Avv. Vincenzo Colarocco
Il Garante per la protezione dei dati personali con il provvedimento 9058572 del 4 ottobre 2018 chiude un’inchiesta avviata nel 2016. In particolare, nell’agosto dello stesso anno Whatsapp modificava termini e informativa sulla privacy, predisponendo la disponibilità per Facebook di una serie di informazioni concernenti i singoli account degli utenti Whatsapp. Detto altrimenti, le due società, facenti parte come noto del medesimo gruppo (Whatsapp, Facebook, Instagram), avrebbero condiviso i dati degli utenti trattandone i dati per tre precipue finalità: 1) safety and security al fine di ricevere informazioni riguardanti account abusivi, pericolosi o illeciti; 2) business analytics al fine di de-duplicare gli account sulle varie applicazioni del gruppo individuandone gli utenti unici attivi su di esse; 3) pubblicitarie per promuovere prodotti e inserzioni pubblicitarie sul social network Facebook.

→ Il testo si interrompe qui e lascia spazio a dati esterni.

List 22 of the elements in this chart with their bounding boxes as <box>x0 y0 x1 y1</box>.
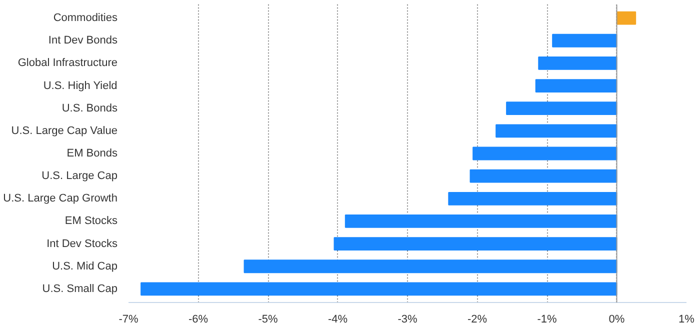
y-tick-label: Global Infrastructure <box>18 57 118 70</box>
y-tick-label: U.S. Small Cap <box>42 282 118 295</box>
x-tick-label: 0% <box>608 314 625 326</box>
x-tick-label: -5% <box>258 314 278 326</box>
y-tick-label: Commodities <box>53 12 118 24</box>
x-tick-label: -4% <box>328 314 348 326</box>
x-tick-label: -6% <box>188 314 208 326</box>
x-tick-label: -7% <box>118 314 138 326</box>
y-tick-label: EM Stocks <box>64 215 118 228</box>
y-tick-label: U.S. Large Cap <box>42 170 118 182</box>
x-tick-label: -3% <box>398 314 418 326</box>
y-tick-label: U.S. Large Cap Value <box>11 124 118 137</box>
y-tick-label: Int Dev Bonds <box>48 34 118 47</box>
x-tick-label: 1% <box>678 314 695 326</box>
y-tick-label: U.S. Mid Cap <box>52 260 118 272</box>
x-tick-label: -1% <box>537 314 557 326</box>
y-tick-label: Int Dev Stocks <box>46 238 118 250</box>
x-tick-label: -2% <box>467 314 488 326</box>
y-tick-label: U.S. Bonds <box>62 102 118 114</box>
y-tick-label: EM Bonds <box>66 148 118 160</box>
y-tick-label: U.S. High Yield <box>43 80 118 92</box>
y-tick-label: U.S. Large Cap Growth <box>3 192 118 205</box>
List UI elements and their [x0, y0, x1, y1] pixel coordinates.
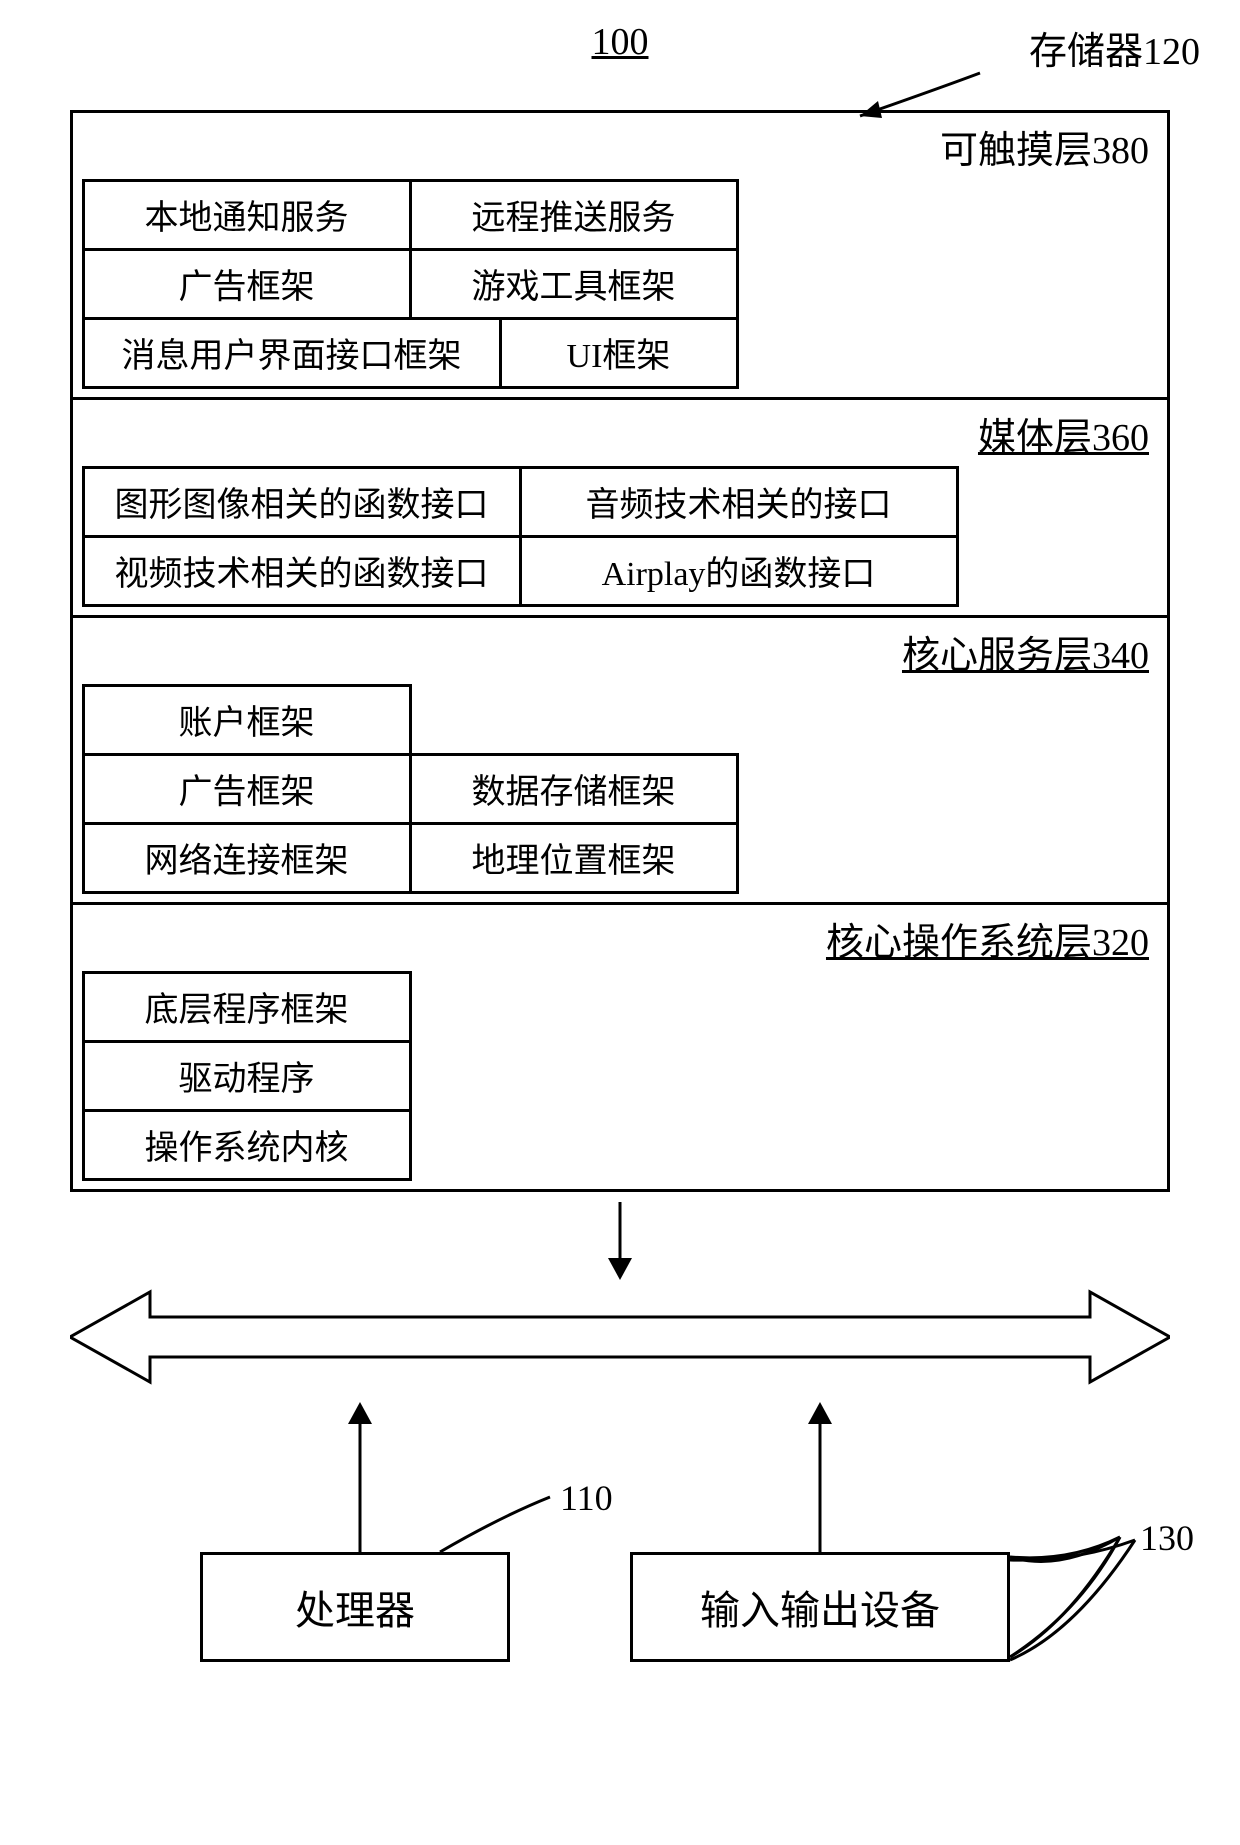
touch-cell: 广告框架 — [82, 248, 412, 320]
media-layer: 媒体层360 图形图像相关的函数接口 音频技术相关的接口 视频技术相关的函数接口… — [73, 400, 1167, 618]
touch-cell: 游戏工具框架 — [409, 248, 739, 320]
leader-line-icon — [1005, 1532, 1155, 1682]
figure-number: 100 — [592, 20, 649, 64]
cs-cell: 账户框架 — [82, 684, 412, 756]
bus-double-arrow-icon — [70, 1282, 1170, 1392]
memory-box: 可触摸层380 本地通知服务 远程推送服务 广告框架 游戏工具框架 消息用户界面… — [70, 110, 1170, 1192]
cos-cell: 底层程序框架 — [82, 971, 412, 1043]
touch-cell: 本地通知服务 — [82, 179, 412, 251]
io-label: 输入输出设备 — [700, 1578, 940, 1636]
media-layer-title: 媒体层360 — [83, 406, 1157, 461]
memory-label: 存储器120 — [1029, 20, 1200, 75]
below-bus: 110 130 处理器 输入输出设备 — [70, 1392, 1170, 1672]
cos-cell: 操作系统内核 — [82, 1109, 412, 1181]
bus-area — [70, 1202, 1170, 1392]
up-arrow-icon — [800, 1402, 840, 1552]
core-services-layer: 核心服务层340 账户框架 广告框架 数据存储框架 网络连接框架 地理位置框架 — [73, 618, 1167, 905]
cs-cell: 广告框架 — [82, 753, 412, 825]
touch-layer: 可触摸层380 本地通知服务 远程推送服务 广告框架 游戏工具框架 消息用户界面… — [73, 113, 1167, 400]
up-arrow-icon — [340, 1402, 380, 1552]
processor-label: 处理器 — [295, 1578, 415, 1636]
cs-cell: 网络连接框架 — [82, 822, 412, 894]
processor-ref: 110 — [560, 1477, 613, 1519]
core-services-title: 核心服务层340 — [83, 624, 1157, 679]
cs-cell: 地理位置框架 — [409, 822, 739, 894]
core-os-title: 核心操作系统层320 — [83, 911, 1157, 966]
io-box: 输入输出设备 — [630, 1552, 1010, 1662]
top-labels: 100 存储器120 — [20, 20, 1220, 110]
architecture-diagram: 100 存储器120 可触摸层380 本地通知服务 远程推送服务 广告框架 游戏… — [20, 20, 1220, 1672]
touch-cell: UI框架 — [499, 317, 739, 389]
processor-box: 处理器 — [200, 1552, 510, 1662]
media-cell: 图形图像相关的函数接口 — [82, 466, 522, 538]
media-cell: Airplay的函数接口 — [519, 535, 959, 607]
media-cell: 视频技术相关的函数接口 — [82, 535, 522, 607]
touch-layer-title: 可触摸层380 — [83, 119, 1157, 174]
core-os-layer: 核心操作系统层320 底层程序框架 驱动程序 操作系统内核 — [73, 905, 1167, 1189]
touch-cell: 远程推送服务 — [409, 179, 739, 251]
cos-cell: 驱动程序 — [82, 1040, 412, 1112]
touch-cell: 消息用户界面接口框架 — [82, 317, 502, 389]
io-ref: 130 — [1140, 1517, 1194, 1559]
media-cell: 音频技术相关的接口 — [519, 466, 959, 538]
down-arrow-icon — [600, 1202, 640, 1282]
cs-cell: 数据存储框架 — [409, 753, 739, 825]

A seguito dell’istruttoria compiuta da una Task Force costituita dal Gruppo Articolo 29 (WP29) e delle osservazioni e valutazioni nel merito condotte dal Garante è emerso che il consenso degli utenti italiani ottenuto da Whatsapp deve ritenersi acquisito in violazione delle regole normative vigenti. In particolare, l’informativa non rispettava il principio di correttezza poiché non conteneva tutti gli elementi dell’art. 13 del GDPR: si trattava, infatti, di un comunicato troppo generico, non facilmente comprensibile, con finalità alquanto vaghe. Il consenso, per questo, non poteva ritenersi espresso, specifico e libero: Whatsapp chiedeva ai propri utenti di “accettare” le modifiche mediante un modello imperniato sull’opt-out (casella di spunta già “flaggata”), prospettando, in caso di mancata adesione, la sospensione del servizio, cosa che appariva decisamente sproporzionata. Del resto, non sussisteva una base giuridica diversa dal consenso, come il legittimo interesse, idonea a legittimare tali trattamenti.